AgenPress – Nabila, una delle 250 donne giudici alle quali è stato ordinato di non tornare al lavoro ha paura delle rappresaglie, non solo da parte dei fondamentalisti, ma anche degli uomini che una volta aveva incarcerato. Quando sono saliti al potere, i talebani hanno aperto i cancelli delle carceri, rilasciando migliaia di criminali condannati.
“Ora non ci sentiamo al sicuro; gli stessi criminali stanno perseguendo la mia stessa vita, la vita della mia famiglia. Dio non voglia se cercano vendetta.”
Dopo la presa del potere da parte dei talebani a metà agosto, alcune dozzine di donne giudice sono fuggite dall’Afghanistan, e quelle rimaste ora si nascondono, secondo il giudice Vanessa Ruiz dell’International Association of Women Judges (IAWJ) con sede negli Stati Uniti.
Tutti i giudici che hanno lavorato sotto l’ex governo afghano, uomini e donne, sono stati ora sostituiti da incaricati talebani.
Ma Ruiz ha detto che i giudici donne temevano che sarebbero state obiettivi particolari per un regime che assegna maggiore valore agli uomini.
Molte delle donne giudici hanno presieduto ai peggiori casi di violenza contro le donne, inclusi stupri, omicidi e abusi domestici.
“Si sarebbero arrabbiati con qualsiasi giudice che li avesse condannati, ma che una donna avesse l’autorità ufficiale e sedesse a giudicare un uomo, è una rabbia di un ordine completamente diverso”, ha detto Ruiz.

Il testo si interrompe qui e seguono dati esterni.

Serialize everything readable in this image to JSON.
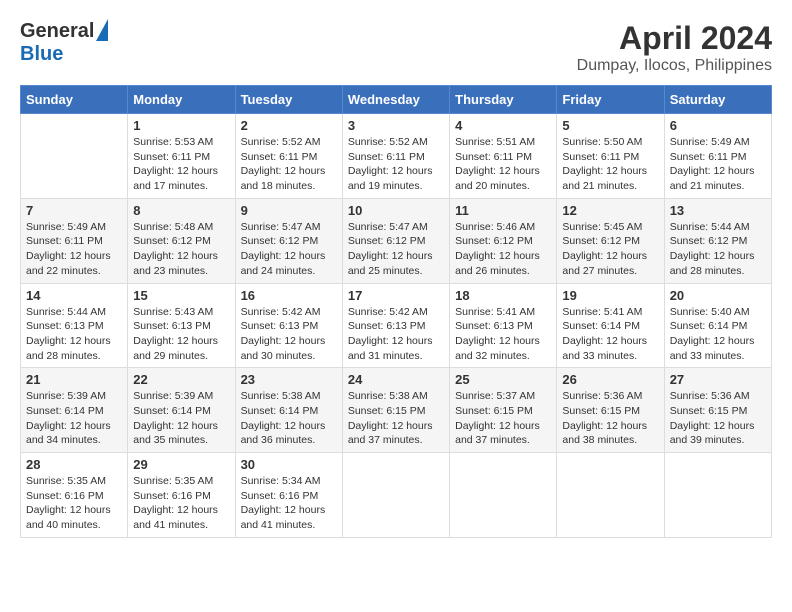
{
  "logo": {
    "line1": "General",
    "line2": "Blue"
  },
  "title": "April 2024",
  "subtitle": "Dumpay, Ilocos, Philippines",
  "days_header": [
    "Sunday",
    "Monday",
    "Tuesday",
    "Wednesday",
    "Thursday",
    "Friday",
    "Saturday"
  ],
  "weeks": [
    [
      {
        "num": "",
        "info": ""
      },
      {
        "num": "1",
        "info": "Sunrise: 5:53 AM\nSunset: 6:11 PM\nDaylight: 12 hours\nand 17 minutes."
      },
      {
        "num": "2",
        "info": "Sunrise: 5:52 AM\nSunset: 6:11 PM\nDaylight: 12 hours\nand 18 minutes."
      },
      {
        "num": "3",
        "info": "Sunrise: 5:52 AM\nSunset: 6:11 PM\nDaylight: 12 hours\nand 19 minutes."
      },
      {
        "num": "4",
        "info": "Sunrise: 5:51 AM\nSunset: 6:11 PM\nDaylight: 12 hours\nand 20 minutes."
      },
      {
        "num": "5",
        "info": "Sunrise: 5:50 AM\nSunset: 6:11 PM\nDaylight: 12 hours\nand 21 minutes."
      },
      {
        "num": "6",
        "info": "Sunrise: 5:49 AM\nSunset: 6:11 PM\nDaylight: 12 hours\nand 21 minutes."
      }
    ],
    [
      {
        "num": "7",
        "info": "Sunrise: 5:49 AM\nSunset: 6:11 PM\nDaylight: 12 hours\nand 22 minutes."
      },
      {
        "num": "8",
        "info": "Sunrise: 5:48 AM\nSunset: 6:12 PM\nDaylight: 12 hours\nand 23 minutes."
      },
      {
        "num": "9",
        "info": "Sunrise: 5:47 AM\nSunset: 6:12 PM\nDaylight: 12 hours\nand 24 minutes."
      },
      {
        "num": "10",
        "info": "Sunrise: 5:47 AM\nSunset: 6:12 PM\nDaylight: 12 hours\nand 25 minutes."
      },
      {
        "num": "11",
        "info": "Sunrise: 5:46 AM\nSunset: 6:12 PM\nDaylight: 12 hours\nand 26 minutes."
      },
      {
        "num": "12",
        "info": "Sunrise: 5:45 AM\nSunset: 6:12 PM\nDaylight: 12 hours\nand 27 minutes."
      },
      {
        "num": "13",
        "info": "Sunrise: 5:44 AM\nSunset: 6:12 PM\nDaylight: 12 hours\nand 28 minutes."
      }
    ],
    [
      {
        "num": "14",
        "info": "Sunrise: 5:44 AM\nSunset: 6:13 PM\nDaylight: 12 hours\nand 28 minutes."
      },
      {
        "num": "15",
        "info": "Sunrise: 5:43 AM\nSunset: 6:13 PM\nDaylight: 12 hours\nand 29 minutes."
      },
      {
        "num": "16",
        "info": "Sunrise: 5:42 AM\nSunset: 6:13 PM\nDaylight: 12 hours\nand 30 minutes."
      },
      {
        "num": "17",
        "info": "Sunrise: 5:42 AM\nSunset: 6:13 PM\nDaylight: 12 hours\nand 31 minutes."
      },
      {
        "num": "18",
        "info": "Sunrise: 5:41 AM\nSunset: 6:13 PM\nDaylight: 12 hours\nand 32 minutes."
      },
      {
        "num": "19",
        "info": "Sunrise: 5:41 AM\nSunset: 6:14 PM\nDaylight: 12 hours\nand 33 minutes."
      },
      {
        "num": "20",
        "info": "Sunrise: 5:40 AM\nSunset: 6:14 PM\nDaylight: 12 hours\nand 33 minutes."
      }
    ],
    [
      {
        "num": "21",
        "info": "Sunrise: 5:39 AM\nSunset: 6:14 PM\nDaylight: 12 hours\nand 34 minutes."
      },
      {
        "num": "22",
        "info": "Sunrise: 5:39 AM\nSunset: 6:14 PM\nDaylight: 12 hours\nand 35 minutes."
      },
      {
        "num": "23",
        "info": "Sunrise: 5:38 AM\nSunset: 6:14 PM\nDaylight: 12 hours\nand 36 minutes."
      },
      {
        "num": "24",
        "info": "Sunrise: 5:38 AM\nSunset: 6:15 PM\nDaylight: 12 hours\nand 37 minutes."
      },
      {
        "num": "25",
        "info": "Sunrise: 5:37 AM\nSunset: 6:15 PM\nDaylight: 12 hours\nand 37 minutes."
      },
      {
        "num": "26",
        "info": "Sunrise: 5:36 AM\nSunset: 6:15 PM\nDaylight: 12 hours\nand 38 minutes."
      },
      {
        "num": "27",
        "info": "Sunrise: 5:36 AM\nSunset: 6:15 PM\nDaylight: 12 hours\nand 39 minutes."
      }
    ],
    [
      {
        "num": "28",
        "info": "Sunrise: 5:35 AM\nSunset: 6:16 PM\nDaylight: 12 hours\nand 40 minutes."
      },
      {
        "num": "29",
        "info": "Sunrise: 5:35 AM\nSunset: 6:16 PM\nDaylight: 12 hours\nand 41 minutes."
      },
      {
        "num": "30",
        "info": "Sunrise: 5:34 AM\nSunset: 6:16 PM\nDaylight: 12 hours\nand 41 minutes."
      },
      {
        "num": "",
        "info": ""
      },
      {
        "num": "",
        "info": ""
      },
      {
        "num": "",
        "info": ""
      },
      {
        "num": "",
        "info": ""
      }
    ]
  ]
}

La IAWJ e altre organizzazioni stanno facendo del tutto per trovare un passaggio sicuro per le donne, ma dicono che hanno bisogno di più aiuto dagli Stati Uniti e da altre nazioni occidentali, prima che sia troppo tardi.
I rischi per le donne giudici afgane sono antecedenti all’acquisizione del paese da parte dei talebani.
A gennaio, due giudici della Corte suprema sono stati uccisi a Kabul da uomini armati non identificati, anche se i talebani hanno negato la responsabilità.
Da allora, le minacce contro le donne afghane – e le persone affiliate al precedente governo – si sono intensificate.
La scorsa settimana, l’Alto Commissario delle Nazioni Unite per i diritti umani, Michele Bachelet, ha dichiarato al Consiglio per i diritti umani che il suo ufficio aveva sentito “diverse accuse” dei talebani che andavano porta a porta, alla ricerca di funzionari governativi specifici e persone che avevano collaborato con gli Stati Uniti.
Inoltre, ha affermato che le donne sono state “progressivamente escluse dalla sfera pubblica” e hanno dovuto affrontare crescenti restrizioni in “numerosi settori professionali”.
Nabila ha detto che non passò molto tempo prima di ricevere minacce di morte.
“Un paio di giorni dopo l’arrivo dei talebani a Kabul, è stato chiamato il mio numero personale e sono stato minacciato di vendetta, minacciato di omicidio”, ha detto Nabila.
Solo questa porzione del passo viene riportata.